CASSIE: Oh God. You’re not at that Paris Commune, are you?
SIOBHAN: Café Sha Sha.
CASSIE: Good. ’Cause I don’t do Paris Commune ever since Ari and Tony left. It’s still lovely—but I want to keep my memories.
SIOBHAN: What?
CASSIE: Nothing, honey. A little joke to myself. Taxi!
(She gets into a “cab” represented by chairs with wheels. The cabdriver is on his cell and driving. He is speaking in another language.)
FOREIGN TAXI
DRIVER: Lazoomish. Lazoomish. Kapechaka? AH HAA! Lazoominsh. Nein! NEIN! Ashkanazi.
CASSIE: Could you not talk on the phone while you drive? It’s rude. And anyway—Isn’t there a law in New York?

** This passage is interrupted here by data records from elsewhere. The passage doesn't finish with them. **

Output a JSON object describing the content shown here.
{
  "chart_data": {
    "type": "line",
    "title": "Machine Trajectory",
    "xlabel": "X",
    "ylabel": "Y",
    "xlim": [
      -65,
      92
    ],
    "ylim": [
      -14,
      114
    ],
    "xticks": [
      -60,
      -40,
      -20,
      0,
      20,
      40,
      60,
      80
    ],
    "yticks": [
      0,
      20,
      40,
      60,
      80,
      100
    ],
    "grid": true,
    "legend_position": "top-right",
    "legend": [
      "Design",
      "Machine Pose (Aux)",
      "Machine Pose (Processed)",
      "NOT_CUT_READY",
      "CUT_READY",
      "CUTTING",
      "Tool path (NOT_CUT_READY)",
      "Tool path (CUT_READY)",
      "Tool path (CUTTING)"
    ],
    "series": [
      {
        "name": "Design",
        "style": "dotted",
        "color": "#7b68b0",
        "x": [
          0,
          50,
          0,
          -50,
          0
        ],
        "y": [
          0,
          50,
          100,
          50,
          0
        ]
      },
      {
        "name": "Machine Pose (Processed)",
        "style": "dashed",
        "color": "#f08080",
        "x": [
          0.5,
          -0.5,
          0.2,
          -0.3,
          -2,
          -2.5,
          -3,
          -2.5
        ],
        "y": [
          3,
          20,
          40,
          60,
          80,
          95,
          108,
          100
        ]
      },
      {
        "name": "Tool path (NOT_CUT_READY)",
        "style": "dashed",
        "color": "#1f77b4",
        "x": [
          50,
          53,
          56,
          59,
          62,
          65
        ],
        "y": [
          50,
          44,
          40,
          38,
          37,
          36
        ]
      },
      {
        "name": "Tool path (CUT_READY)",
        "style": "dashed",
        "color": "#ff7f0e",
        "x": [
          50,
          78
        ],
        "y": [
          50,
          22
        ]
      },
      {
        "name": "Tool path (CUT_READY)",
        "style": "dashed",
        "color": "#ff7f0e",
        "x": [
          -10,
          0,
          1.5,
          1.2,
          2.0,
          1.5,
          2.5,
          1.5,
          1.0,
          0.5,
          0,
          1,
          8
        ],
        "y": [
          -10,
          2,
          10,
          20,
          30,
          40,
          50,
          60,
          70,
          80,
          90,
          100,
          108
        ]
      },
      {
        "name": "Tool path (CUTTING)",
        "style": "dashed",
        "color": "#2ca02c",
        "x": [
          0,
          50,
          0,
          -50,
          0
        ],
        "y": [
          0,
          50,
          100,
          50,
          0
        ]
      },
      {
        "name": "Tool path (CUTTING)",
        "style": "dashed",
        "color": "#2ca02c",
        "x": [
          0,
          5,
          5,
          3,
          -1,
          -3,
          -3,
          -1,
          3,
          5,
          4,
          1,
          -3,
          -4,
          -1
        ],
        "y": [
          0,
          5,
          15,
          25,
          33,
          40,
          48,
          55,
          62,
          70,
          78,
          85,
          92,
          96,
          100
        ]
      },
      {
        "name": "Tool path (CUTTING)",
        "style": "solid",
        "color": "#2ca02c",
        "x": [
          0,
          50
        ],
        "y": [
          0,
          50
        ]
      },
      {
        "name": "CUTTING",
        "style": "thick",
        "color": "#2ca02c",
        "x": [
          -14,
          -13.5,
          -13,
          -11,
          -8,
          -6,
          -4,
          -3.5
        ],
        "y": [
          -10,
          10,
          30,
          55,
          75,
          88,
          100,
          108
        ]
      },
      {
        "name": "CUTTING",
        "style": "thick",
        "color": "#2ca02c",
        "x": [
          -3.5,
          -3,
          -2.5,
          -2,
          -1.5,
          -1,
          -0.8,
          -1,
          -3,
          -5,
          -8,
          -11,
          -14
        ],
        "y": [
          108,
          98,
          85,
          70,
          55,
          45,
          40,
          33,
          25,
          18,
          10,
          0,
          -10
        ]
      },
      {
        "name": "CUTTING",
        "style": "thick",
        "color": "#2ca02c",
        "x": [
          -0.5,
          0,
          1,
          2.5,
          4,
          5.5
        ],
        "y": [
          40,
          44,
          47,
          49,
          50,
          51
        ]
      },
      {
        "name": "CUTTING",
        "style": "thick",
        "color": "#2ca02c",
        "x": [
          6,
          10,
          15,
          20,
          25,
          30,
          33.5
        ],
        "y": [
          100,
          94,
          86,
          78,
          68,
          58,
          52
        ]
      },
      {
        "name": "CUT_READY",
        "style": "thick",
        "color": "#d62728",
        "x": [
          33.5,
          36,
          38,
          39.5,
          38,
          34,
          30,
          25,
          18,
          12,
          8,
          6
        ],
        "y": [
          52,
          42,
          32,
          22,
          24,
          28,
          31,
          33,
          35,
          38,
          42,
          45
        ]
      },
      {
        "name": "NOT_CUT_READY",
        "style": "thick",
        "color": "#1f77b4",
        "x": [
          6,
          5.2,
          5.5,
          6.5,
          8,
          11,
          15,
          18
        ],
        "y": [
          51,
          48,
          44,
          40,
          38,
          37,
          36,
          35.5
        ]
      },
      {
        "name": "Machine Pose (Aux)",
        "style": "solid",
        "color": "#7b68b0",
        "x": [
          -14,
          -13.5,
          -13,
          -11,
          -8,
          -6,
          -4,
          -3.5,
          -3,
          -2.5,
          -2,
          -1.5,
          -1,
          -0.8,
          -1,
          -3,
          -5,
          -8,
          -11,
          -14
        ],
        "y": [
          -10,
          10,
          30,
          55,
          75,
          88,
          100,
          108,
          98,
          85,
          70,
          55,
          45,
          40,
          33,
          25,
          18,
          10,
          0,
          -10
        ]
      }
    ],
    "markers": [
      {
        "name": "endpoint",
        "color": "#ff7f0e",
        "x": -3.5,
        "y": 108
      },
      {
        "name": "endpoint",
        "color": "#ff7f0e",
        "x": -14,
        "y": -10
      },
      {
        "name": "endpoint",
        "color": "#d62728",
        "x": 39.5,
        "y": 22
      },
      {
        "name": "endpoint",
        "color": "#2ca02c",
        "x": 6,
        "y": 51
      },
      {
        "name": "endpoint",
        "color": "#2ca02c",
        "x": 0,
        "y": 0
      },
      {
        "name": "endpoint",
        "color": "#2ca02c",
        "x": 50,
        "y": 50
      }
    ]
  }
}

TAXI: Zoom zoom zoom. Jibberish BITCH Americans Jibberish jibberish. Just kidding. I LOVE America! Zoom zoom zoom. Lady. I no talk on phone.
CASSIE: Well, thank you.
(The driver starts to text instead.)
NO! Please DO NOT TEXT while driving. That is worse than talking! Are you INSANE? Not you, honey, the cabdriver. You hear me? It is RUDE to text on the phone when you are driving. Can’t people go one second when they’re not on the phone?